Drawbacks of CF implants include its potential challenging surgery due to its radiolucency. However, recent research has shown CT-guided navigation of pedicle screws is possible for instrumentation and precision assessment across the thoraco-lumbar spine41. Besides, long-term postoperative results of CF implants, including the effect of radiation on the properties of CF implants, remain to be investigated.

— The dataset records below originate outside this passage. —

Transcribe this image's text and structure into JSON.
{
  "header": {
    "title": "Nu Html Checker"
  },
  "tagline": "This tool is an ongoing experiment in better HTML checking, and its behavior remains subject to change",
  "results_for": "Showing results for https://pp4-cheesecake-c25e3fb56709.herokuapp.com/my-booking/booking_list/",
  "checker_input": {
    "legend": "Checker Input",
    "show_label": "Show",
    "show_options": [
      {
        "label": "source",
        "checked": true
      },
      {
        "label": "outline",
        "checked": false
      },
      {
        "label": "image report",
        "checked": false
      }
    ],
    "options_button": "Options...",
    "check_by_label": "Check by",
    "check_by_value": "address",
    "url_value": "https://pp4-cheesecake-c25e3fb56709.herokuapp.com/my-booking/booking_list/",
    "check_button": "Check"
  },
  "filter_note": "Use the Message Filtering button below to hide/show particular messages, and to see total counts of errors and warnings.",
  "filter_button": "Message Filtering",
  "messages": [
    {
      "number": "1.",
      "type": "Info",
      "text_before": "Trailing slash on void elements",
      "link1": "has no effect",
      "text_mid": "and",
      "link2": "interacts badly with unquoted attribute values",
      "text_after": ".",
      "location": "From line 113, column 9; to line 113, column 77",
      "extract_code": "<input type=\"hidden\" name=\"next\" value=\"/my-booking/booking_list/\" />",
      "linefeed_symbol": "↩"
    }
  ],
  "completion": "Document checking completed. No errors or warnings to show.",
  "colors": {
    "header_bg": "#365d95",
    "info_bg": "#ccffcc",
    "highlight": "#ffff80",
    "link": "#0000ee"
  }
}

Some also question whether availability and costs of CF implants could be a disadvantage. Although we are not aware of its availability, production costs have decreased as CF composites are widely used across other industries, and current costs of CF nails are competitive with conventional metal nails42.

This study has several limitations. First, our objective quantitative assessment using HU is not a perfect measurement of artefacts. Although several studies have used HU to predict osteoporosis and artefacts, we acknowledge that CT scanner configurations, depth of the measurement, location of the measurement, tissue type, implant material and artefacts due to motion during the scan can all influence HU34,43. Artefacts can be bright (high HU) or dark (low HU). Therefore, postoperative HU differences, such as our CT artefact grading system based on postoperative HU-increase, might only be a surrogate marker for CT artefacts. Nevertheless, this real life setting with standard clinical protocols provides relevant clinical insights; the relatively high HU-increase after insertion of titanium implants indicated CT artefacts, while the relatively low HU-increase after insertion of CF implants was not associated with artefacts. A qualitative assessment by a musculoskeletal radiologist could contribute to the validity and reliability of our study because this is generally seen as the ground-truth. Although not performed in this study, a qualitative analysis of post-operative artifact-free vertebrae surface area and its ratio to pre-operative vertebrae surface area, as done by Fleege et al., would presumably show better results in patients treated with CF implants36. Another limitation is that our proposed CT artefacts grading system is solely based on 11 patients receiving CF implants and 11 patients receiving titanium implants. Validation is needed to assess if this HU based classification system holds promise for assessing CT artefacts in future studies. Furthermore, our retrospective study design is inherently susceptible to several forms of bias, including selection- and assessor bias, and causal differences should be interpreted with caution. However, we objectively measured carefully matched ROI and compared the hardware against itself (in different levels) and against its own control (pre- and postoperatively). Postoperative HU differences which are clinically relevant for the ability to assess anatomically relevant structures or metastasis/residual tumor, improve planning (time savings) and accurate administration of newer forms of radiotherapy, such as particle therapy, should be further examined.

Conclusion

It has been difficult to quantify the difference in computed tomography (CT) artefacts after implementation of carbon-fiber (CF) and titanium implants. This study utilized a quantitative technique to compare pre- and postoperative CT artifacts produced by CF and titanium implants in patients with spinal oligometastatic disease (OMD) undergoing stereotactic ablative radiotherapy (SABR). A greater increase in Hounsfield units (HU) was observed in the group treated with titanium spine implants than in the group treated with CF spine implants. This relatively high postoperative HU-increase after insertion of titanium implants indicated CT artefacts, while the relatively low HU-increase of CF implants was not associated with artefacts. Therefore, we propose a CT artefact grading system based on postoperative HU-increase. This could be used in future studies to assess if less CT artefacts due to treatment with CF implants lead to time savings during radiotherapy treatment planning and, potentially, better tumoricidal effects and decreased adverse effects if particle therapy would be administered.